Il est vrai que la Chine a enregistré beaucoup moins de décès par habitant dus au Covid-19 que les États-Unis. Mais les coûts de la poursuite d’une politique zéro Covid sont de plus en plus évidents. Alors que l’économie est au point mort, chômage chez les jeunes en Chine a approché les 20 %.

La pression sociale des fermetures prolongées et répétées a également été immense. Deux mois de restrictions sévères à Shanghai au début de cette année ont fait la une des journaux du monde entier. Certains pensaient que ce serait un point de basculement, obligeant Xi à repenser la politique zéro-Covid. Au lieu de cela, lors du congrès du parti, Xi a promu le chef du parti de Shanghai responsable du verrouillage, Li Qiang, au deuxième poste le plus élevé du parti communiste. C’était un signal qu’il n’y avait pas de fin en vue à la politique zéro-Covid.

Dans le cadre de la création officielle de mythes autour de Covid-19, les dirigeants chinois ont opposé la patience et l’esprit collectif du peuple chinois à l’impatience et à l’individualisme des Américains. Mais la patience, même du peuple chinois, s’épuise.

Des images de foules démasquées, du monde entier, regardant la Coupe du monde de football au Qatar ont montré aux Chinois que les citoyens d’autres pays ont échappé au piège des fermetures sans fin. En revanche, la Chine fait face à la perspective d’une quatrième année de restrictions draconiennes à la liberté.

Ayant revendiqué la gestion par la Chine des premiers stades de la pandémie, Xi ne peut éviter d’être blâmé pour la crise actuelle. Surtout, l’incapacité à importer des vaccins étrangers plus efficaces rend beaucoup plus périlleux pour la Chine l’assouplissement de ses mesures de confinement. Cet échec est lié au nationalisme de Xi — qui a lancé une politique « Made in China » pour les technologies clés en 2015. Un dirigeant qui prétend avoir une compassion sans bornes pour le peuple chinois s’avère trop fier pour importer les vaccins efficaces qui pourraient sauver leur vie.

Les blocages zéro Covid sont également le reflet de la personnalité têtue et de l’autoritarisme inné de Xi. Il n’a pas échappé aux manifestants chinois que les technologies développées pour suivre les mouvements des gens – au nom de la lutte contre Covid – pourraient bien survivre à la pandémie et devenir une méthode permanente et sinistre de contrôle politique et social.

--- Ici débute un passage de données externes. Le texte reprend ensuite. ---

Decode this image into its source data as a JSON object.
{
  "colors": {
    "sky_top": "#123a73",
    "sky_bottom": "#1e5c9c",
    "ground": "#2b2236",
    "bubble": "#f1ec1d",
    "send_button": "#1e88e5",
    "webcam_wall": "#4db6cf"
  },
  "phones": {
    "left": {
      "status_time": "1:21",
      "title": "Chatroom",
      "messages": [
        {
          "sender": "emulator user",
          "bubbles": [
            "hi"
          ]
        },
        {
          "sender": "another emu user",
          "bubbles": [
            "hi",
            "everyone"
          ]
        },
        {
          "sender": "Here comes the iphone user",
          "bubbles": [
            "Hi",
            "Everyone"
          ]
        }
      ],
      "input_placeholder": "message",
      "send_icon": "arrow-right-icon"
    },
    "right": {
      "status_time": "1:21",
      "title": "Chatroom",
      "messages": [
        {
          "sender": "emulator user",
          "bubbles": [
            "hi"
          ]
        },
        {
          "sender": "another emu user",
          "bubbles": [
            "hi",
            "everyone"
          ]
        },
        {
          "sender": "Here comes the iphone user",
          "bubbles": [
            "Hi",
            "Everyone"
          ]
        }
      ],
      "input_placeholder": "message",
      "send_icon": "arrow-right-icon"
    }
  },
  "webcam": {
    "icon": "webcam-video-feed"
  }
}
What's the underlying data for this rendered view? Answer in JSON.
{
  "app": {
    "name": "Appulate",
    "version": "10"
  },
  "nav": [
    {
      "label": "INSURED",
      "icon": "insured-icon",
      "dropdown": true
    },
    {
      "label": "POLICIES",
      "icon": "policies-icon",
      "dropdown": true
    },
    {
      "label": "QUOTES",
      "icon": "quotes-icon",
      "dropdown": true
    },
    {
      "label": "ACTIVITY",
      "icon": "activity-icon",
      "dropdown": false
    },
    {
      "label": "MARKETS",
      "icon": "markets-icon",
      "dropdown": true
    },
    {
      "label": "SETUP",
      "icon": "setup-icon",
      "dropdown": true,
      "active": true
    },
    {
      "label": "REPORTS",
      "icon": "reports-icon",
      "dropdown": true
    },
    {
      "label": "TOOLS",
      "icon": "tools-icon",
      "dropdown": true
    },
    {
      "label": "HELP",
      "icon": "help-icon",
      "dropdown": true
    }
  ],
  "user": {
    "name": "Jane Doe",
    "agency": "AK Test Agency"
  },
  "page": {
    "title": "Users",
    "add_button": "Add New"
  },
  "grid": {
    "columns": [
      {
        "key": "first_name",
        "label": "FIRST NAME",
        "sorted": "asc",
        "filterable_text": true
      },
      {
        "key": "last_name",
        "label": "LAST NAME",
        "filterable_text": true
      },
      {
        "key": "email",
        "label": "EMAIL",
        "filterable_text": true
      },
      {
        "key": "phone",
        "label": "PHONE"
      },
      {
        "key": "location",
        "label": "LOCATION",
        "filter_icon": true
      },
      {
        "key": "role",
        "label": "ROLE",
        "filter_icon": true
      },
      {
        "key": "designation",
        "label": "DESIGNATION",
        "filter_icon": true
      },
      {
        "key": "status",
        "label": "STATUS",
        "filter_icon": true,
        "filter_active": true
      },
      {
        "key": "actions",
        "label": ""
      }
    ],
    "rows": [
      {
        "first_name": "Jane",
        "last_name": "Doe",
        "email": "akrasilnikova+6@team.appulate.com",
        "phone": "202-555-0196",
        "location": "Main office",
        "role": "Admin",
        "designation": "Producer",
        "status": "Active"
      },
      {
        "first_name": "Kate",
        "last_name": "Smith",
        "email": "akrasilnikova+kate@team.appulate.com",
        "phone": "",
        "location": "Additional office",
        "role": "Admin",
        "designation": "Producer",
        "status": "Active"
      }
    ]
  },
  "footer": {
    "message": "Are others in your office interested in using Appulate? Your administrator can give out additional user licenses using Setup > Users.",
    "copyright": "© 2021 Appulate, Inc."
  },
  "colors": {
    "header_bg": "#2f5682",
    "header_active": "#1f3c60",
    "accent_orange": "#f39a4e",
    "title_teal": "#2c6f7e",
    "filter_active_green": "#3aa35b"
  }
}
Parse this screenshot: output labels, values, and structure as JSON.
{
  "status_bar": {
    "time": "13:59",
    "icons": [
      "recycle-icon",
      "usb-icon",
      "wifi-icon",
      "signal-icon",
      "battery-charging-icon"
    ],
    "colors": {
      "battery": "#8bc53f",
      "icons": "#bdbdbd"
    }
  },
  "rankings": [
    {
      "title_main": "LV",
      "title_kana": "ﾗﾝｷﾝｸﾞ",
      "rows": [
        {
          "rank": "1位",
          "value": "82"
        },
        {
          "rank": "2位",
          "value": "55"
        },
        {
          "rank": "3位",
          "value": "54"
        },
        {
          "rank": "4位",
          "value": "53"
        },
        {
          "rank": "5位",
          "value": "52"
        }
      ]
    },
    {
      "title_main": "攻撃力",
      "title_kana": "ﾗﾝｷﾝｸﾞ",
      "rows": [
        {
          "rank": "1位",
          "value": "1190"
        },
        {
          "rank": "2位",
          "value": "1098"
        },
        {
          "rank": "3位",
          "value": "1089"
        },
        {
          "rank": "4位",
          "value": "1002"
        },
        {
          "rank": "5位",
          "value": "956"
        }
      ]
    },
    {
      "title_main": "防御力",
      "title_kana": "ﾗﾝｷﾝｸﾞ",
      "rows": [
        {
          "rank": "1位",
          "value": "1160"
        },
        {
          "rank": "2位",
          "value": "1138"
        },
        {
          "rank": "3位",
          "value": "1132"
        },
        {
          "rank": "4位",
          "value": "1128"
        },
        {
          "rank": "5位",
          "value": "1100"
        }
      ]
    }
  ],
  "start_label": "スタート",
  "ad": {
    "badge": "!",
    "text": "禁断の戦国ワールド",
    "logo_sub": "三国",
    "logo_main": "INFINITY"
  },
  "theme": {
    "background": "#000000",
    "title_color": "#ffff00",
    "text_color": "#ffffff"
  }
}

Plus largement, les échecs de Xi sur Covid-19 sont les échecs caractéristiques du règne de l’homme fort, qui investit trop de pouvoir et d’autorité dans un seul dirigeant. Une fois que cet homme fort a pris une décision désastreuse – comme l’a fait Vladimir Poutine lorsqu’il a envahi l’Ukraine – le système est incapable de changer de cap parce que le jugement du dirigeant ne peut être remis en question. Ce même modèle se joue maintenant en Chine.

Le moment où les manifestants descendent dans la rue est toujours un moment de péril maximum pour un dirigeant fort. Malheureusement, il semble probable que l’instinct de Xi sera de répondre par la force et la répression. C’est ainsi qu’il a géré les manifestations de Hong Kong en 2019 – et c’est ainsi que le parti communiste a écrasé le mouvement étudiant sur la place Tiananmen en 1989.

La répression pourrait bien fonctionner en Chine – comme elle l’a fait jusqu’à présent pour écraser les manifestations en Russie, en Iran et en Biélorussie. Mais le mythe soigneusement construit de la sagesse et du pouvoir de Xi ne peut pas survivre à l’effondrement de sa politique zéro Covid.